Nie ma potrzeby obudowywać go jakimś rozdmuchanym copy by wyjaśnić co projektant miał na myśli.
Wszelka metafizyka jest tu zbędna.
Po co?
Przecież tego gołębia nie sposób dostrzec jeśli się nie przeczyta copy, a ja je przeczytałem i dalej się upieram, że go tam nie ma.
Przy znakach funkcjonujących w 2 językach zawsze zwracam uwagę na tłumaczenie – czy odzwierciedla to samo w obu. Tutaj tak się nie dzieje i pomieszana jest hierarchia ważności i kolejność.
Znak polski to:
PORT LOTNICZY
RZESZÓW-JESIONKA
IM. RODZINY ULMÓW
a
angielski to:
RZESZOW
ULMA FAMILY
AIRPORT
czyli w tłumaczeniu:
LOTNISKO
IMIENIA RODZINY ULMÓW
W RZESZOWIE
Zupełnie coś innego.
Zniknęła JESIONKA i jestem w stanie to zrozumieć, bo obcokrajowcy ledwie co kojarzą Rzeszów, a do dopiero „jakaś tam jesionka” (z całym szacunkiem do jej mieszkańców), ale to nie zastanawia mnie tak bardzo jak to że z LOTNISKA RZESZÓW czy też PORTU LOTNICZEGO RZESZÓW-JEZIONKA z małym dopiskiem czyjego imienia zrobiono nagle LOTNISKO IMIENIA RODZINY ULMÓW całkowicie odwracając ważność elementów tworzących nazwę.
Nie jestem językoznawcą i za słabo znam angielski by to jakoś ładnie ująć i przesunąć na koniec (niejako poza nawias) tych ULMÓW (nic przeciwko nim nie mam), ale skoro kastruje się logotyp o tą JESIONKĘ (bo nikt nie wie co jest za granicą) to nie wiem po co pchać na sam przód tych Ulmów, o których też nikt nic nie wie.
Jeśli nie idzie tego ograć stylistycznie po angielsku to można to zrobić wizualnie jak na załączonej przeróbce mojego autorstwa (to taka szybka zmiana, nie bawiłem się w detale, po prostu zmniejszyłem linijkę tekstu by przede wszystkim rzucało się w oczy ULMA AIRPORT bo chyba o to chodzi w komunikacji tego znaku, prawda?)

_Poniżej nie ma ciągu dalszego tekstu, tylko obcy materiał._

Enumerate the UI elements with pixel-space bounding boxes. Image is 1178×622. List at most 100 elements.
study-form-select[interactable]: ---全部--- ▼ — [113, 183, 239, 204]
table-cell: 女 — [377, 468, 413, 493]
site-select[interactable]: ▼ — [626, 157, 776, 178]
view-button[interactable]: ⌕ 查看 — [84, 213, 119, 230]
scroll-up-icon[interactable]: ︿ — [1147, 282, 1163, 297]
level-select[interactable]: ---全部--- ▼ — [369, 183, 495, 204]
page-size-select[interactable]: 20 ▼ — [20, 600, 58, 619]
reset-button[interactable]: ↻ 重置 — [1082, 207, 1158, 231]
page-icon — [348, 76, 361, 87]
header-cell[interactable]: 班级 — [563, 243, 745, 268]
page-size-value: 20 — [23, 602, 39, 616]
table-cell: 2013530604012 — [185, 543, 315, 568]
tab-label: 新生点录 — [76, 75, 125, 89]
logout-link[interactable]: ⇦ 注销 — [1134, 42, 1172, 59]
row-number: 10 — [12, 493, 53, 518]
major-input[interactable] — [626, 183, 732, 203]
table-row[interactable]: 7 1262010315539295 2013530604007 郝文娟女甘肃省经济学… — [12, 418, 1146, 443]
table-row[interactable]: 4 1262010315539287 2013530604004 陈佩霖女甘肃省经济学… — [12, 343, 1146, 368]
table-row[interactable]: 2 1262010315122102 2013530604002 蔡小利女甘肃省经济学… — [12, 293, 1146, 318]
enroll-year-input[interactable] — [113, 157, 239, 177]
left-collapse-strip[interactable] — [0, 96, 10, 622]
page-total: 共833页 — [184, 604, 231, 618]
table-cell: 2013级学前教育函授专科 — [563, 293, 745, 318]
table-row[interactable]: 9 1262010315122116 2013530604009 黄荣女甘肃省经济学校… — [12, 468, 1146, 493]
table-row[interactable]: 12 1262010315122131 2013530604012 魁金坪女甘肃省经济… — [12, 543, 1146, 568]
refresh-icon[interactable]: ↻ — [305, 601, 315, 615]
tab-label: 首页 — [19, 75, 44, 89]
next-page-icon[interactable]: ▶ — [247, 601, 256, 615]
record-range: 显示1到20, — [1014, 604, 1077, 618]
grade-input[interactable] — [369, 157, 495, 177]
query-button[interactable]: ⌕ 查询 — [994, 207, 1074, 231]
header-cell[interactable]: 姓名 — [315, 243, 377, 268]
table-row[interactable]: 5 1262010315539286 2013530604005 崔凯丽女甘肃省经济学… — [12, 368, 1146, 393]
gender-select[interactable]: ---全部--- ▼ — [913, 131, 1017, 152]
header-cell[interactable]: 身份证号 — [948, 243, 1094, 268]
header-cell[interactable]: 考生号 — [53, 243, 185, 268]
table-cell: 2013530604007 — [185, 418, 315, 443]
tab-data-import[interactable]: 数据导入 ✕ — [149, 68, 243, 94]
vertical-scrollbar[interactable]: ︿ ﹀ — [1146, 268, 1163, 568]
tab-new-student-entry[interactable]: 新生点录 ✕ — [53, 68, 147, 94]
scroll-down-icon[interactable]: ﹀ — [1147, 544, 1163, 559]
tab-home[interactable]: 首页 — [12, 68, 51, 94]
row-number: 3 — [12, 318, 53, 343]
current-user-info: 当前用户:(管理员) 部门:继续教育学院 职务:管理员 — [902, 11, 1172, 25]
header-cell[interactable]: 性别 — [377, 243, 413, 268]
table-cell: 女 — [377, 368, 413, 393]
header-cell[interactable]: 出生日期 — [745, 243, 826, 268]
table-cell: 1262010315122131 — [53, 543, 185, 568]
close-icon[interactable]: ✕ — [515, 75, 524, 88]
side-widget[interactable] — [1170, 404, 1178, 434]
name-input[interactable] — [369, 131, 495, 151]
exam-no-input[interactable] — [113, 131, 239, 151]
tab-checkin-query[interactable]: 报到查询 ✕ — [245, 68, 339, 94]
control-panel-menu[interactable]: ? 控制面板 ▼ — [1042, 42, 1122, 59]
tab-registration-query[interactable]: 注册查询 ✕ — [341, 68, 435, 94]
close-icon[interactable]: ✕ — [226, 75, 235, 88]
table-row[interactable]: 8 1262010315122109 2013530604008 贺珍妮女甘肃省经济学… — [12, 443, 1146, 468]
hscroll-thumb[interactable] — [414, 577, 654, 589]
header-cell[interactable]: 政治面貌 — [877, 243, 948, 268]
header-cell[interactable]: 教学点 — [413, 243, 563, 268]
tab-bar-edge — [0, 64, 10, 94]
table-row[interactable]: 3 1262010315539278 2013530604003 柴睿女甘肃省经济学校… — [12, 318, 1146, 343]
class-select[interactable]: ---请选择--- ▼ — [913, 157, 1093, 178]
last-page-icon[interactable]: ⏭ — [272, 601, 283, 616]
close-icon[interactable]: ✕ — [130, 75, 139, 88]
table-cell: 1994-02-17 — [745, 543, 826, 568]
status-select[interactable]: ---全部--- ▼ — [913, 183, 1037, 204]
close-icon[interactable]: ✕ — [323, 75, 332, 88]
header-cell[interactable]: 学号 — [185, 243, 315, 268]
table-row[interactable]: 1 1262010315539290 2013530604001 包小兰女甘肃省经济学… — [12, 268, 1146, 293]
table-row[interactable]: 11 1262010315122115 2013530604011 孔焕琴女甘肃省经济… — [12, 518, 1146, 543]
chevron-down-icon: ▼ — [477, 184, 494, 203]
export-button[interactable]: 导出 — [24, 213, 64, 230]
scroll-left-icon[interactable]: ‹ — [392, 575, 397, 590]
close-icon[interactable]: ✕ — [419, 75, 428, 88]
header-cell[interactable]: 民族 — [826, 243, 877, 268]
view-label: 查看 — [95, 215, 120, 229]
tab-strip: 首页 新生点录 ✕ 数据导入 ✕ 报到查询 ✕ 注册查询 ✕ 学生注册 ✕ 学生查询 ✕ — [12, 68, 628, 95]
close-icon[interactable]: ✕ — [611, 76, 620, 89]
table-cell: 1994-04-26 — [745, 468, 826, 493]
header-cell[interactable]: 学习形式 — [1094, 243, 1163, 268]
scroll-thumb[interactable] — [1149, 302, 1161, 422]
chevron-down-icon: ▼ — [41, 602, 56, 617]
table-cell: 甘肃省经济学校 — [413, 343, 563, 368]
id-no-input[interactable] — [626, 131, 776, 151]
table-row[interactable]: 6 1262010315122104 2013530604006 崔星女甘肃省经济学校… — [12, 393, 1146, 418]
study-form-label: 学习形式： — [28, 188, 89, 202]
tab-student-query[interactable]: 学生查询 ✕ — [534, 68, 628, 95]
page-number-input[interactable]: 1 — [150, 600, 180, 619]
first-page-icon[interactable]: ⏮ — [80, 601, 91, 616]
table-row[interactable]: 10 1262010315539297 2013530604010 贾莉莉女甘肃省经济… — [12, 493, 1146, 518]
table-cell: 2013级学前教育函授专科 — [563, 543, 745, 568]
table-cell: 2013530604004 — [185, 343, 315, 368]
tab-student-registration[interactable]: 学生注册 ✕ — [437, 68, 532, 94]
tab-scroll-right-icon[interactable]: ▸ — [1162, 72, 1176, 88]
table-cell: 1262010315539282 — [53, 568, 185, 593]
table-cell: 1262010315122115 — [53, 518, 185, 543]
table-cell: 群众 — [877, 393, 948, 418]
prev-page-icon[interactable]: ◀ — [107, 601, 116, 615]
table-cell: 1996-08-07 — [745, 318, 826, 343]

To logo Portu Lotniczego Olsztyn-Mazury faktycznie urzekające!
Już chyba sensowniejsze było pokazanie statecznika, na którym jest krzyż kawalerski.
Podoba mi się 🙂
Jest tak samo nijakie jak nowe logo Poznania i większość ostatnio powstających lub odświeżonych logotypów – idąc w skrajny minimalizm większości z nich zaczyna brakować jakiejkolwiek charakterystycznej cechy, która wspomagałaby zapamiętywalnosć wzoru. Wszystko na jedno kopyto i ze znaczniem ukrytym jedynie w głowach ich twórców.